Im Zuge dieser Zusammenarbeit wurde deutlich, dass die größte Herausforderung einer nachhaltigen Kollektion im Mangel an Fachkräften liegt: „Als ich mit den Produktionsstätten geredet habe, haben die wiederum gesagt, sie haben nicht nur das Problem, dass sie gerne mehr Wertschätzung hätten, sondern dass sie auch die Fachkräfte nicht mehr haben. Das ist noch viel schlimmer.”
Kreislaufwirtschaft
Preislich werden die Unisex-Modelle zwischen 700 und 1.200 € liegen, also nicht für alle leistbar sein.

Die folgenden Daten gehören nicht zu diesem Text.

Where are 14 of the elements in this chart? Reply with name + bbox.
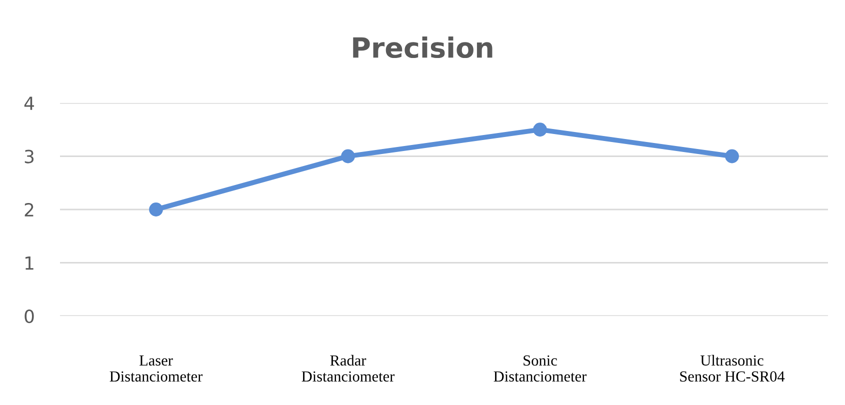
x-tick-label: Ultrasonic Sensor HC-SR04 [680, 354, 785, 382]
point [341, 149, 355, 164]
y-tick-label: 4 [24, 96, 34, 110]
x-tick-label: Laser Distanciometer [110, 355, 203, 382]
point [149, 202, 163, 216]
x-tick-label: Sonic Distanciometer [494, 355, 587, 382]
y-tick-label: 1 [25, 256, 34, 270]
point [533, 122, 547, 137]
point [725, 149, 739, 164]
chart-title: Precision [353, 36, 492, 58]
y-tick-label: 2 [24, 202, 34, 216]
y-tick-label: 0 [24, 309, 34, 324]
y-tick-label: 3 [24, 150, 34, 164]
x-tick-label: Radar Distanciometer [302, 354, 395, 382]
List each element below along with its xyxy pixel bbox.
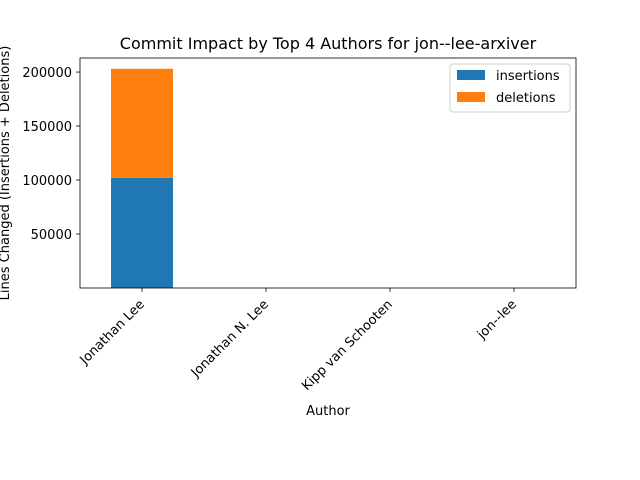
legend-label-insertions: insertions bbox=[496, 69, 560, 84]
y-axis: 50000 100000 150000 200000 bbox=[22, 66, 80, 243]
y-tick-label-2: 150000 bbox=[22, 120, 72, 135]
x-axis-label: Author bbox=[306, 404, 350, 419]
legend-label-deletions: deletions bbox=[496, 91, 556, 106]
legend-swatch-deletions bbox=[457, 92, 485, 102]
y-tick-label-3: 200000 bbox=[22, 66, 72, 81]
legend-swatch-insertions bbox=[457, 70, 485, 80]
plot-frame bbox=[79, 57, 577, 289]
legend: insertions deletions bbox=[449, 63, 571, 113]
chart-title: Commit Impact by Top 4 Authors for jon--… bbox=[120, 34, 537, 53]
bar-insertions-0 bbox=[111, 177, 173, 288]
bars-layer bbox=[111, 68, 173, 288]
y-tick-label-1: 100000 bbox=[22, 174, 72, 189]
y-axis-label: Lines Changed (Insertions + Deletions) bbox=[0, 46, 13, 301]
y-tick-label-0: 50000 bbox=[31, 228, 72, 243]
bar-deletions-0 bbox=[111, 68, 173, 178]
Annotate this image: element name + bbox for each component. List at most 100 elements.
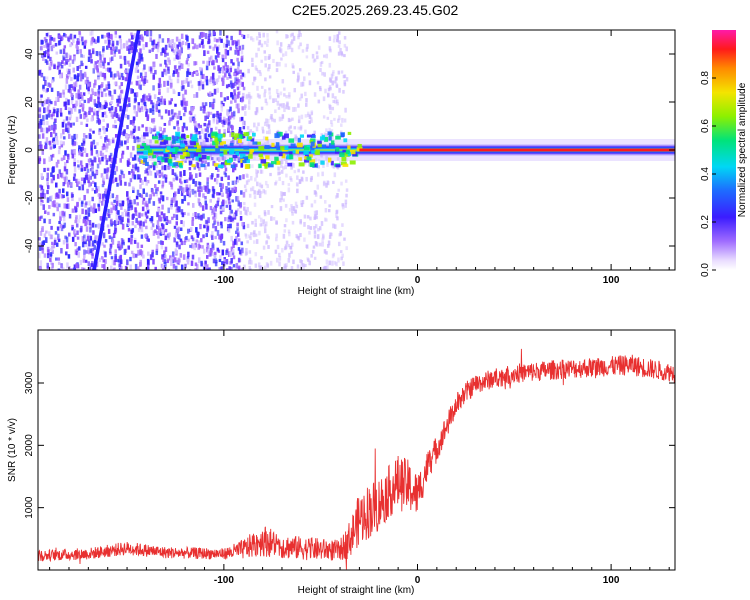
noise-cell [119,158,122,163]
noise-cell [128,170,131,175]
carrier-blob [317,140,322,144]
noise-cell-faint [286,105,289,110]
noise-cell [132,164,135,169]
noise-cell [211,59,214,63]
noise-cell [109,139,112,144]
noise-cell [240,116,244,121]
carrier-blob [197,145,202,149]
noise-cell [241,96,245,102]
noise-cell [104,239,108,243]
noise-cell-faint [332,180,335,184]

Die Preisgestaltung erfolgte pragmatisch, „kalkuliert auf Basis der Leistung und nicht auf Basis einer Marketingblase”. Pirouzi, der Galaxies & Creatives als Kunstprojekt mit ernstem Hintergrund und nicht als rein kommerziell verstanden wissen will, möchte alle in der Lieferkette fair entlohnen, denn nur so ist eine Zukunft für die gesamte Branche gegeben: „Wenn wir jetzt nichts unternehmen, dann wird es in Mitteleuropa keine Produzenten mehr geben. Es wird einfach keine Möglichkeiten mehr geben, die Kreativindustrie zu unterstützen. Förderungen gehen alle raus für kreative Ideen, aber wie soll man kreativ sein, wenn man nicht produzieren kann?”, bringt er es auf den Punkt.
Gerade im Luxusbereich ist hochqualitative Produktion das A und O, und ohne Nachhaltigkeit geht es gar nicht mehr, meint Pirouzi: „In der Branche muss man im Luxussegment das Thema Nachhaltigkeit mit anbieten, weil alles andere macht keinen Sinn mehr für die Zukunft – international sogar noch stärker als hier: Kunden wollen sehen, was an Nachhaltigkeitskonzepten geliefert wird, sogar im Großhandel mittlerweile. Selfridges und viele andere große Department-Stores schauen sich erst mal an, wie nachhaltig ein Produkt ist, bevor sie es einlisten”, erzählt der langjährige Branchenkenner.
Zukunftskonzept
Ist Regionalität also der neue Luxus? Ja und nein, meint Pirouzi. Es ist inzwischen zwar rein aufgrund der immer geringer werdenden Möglichkeiten luxuriös geworden, regional zu produzieren – aber gleichzeitig auch eine Lebenserhaltungsmaßnahme für die gesamte Modebranche: Hierzulande und in Europa gibt es derzeit im Mode- und Kreativbereich viele spannende Ansätze in Sachen Nachhaltigkeit, aber es hapert an der Umsetzung.
Pirouzi ist sich sicher: „Wenn man in irgendeiner Form noch die europäischen Standorte sichern will und ein System schafft, wo man wieder selbst produktiv sein kann, dann hat das eine Zukunft. Aber wenn man nicht produzieren kann, bringt die ganze Entwicklung nichts.”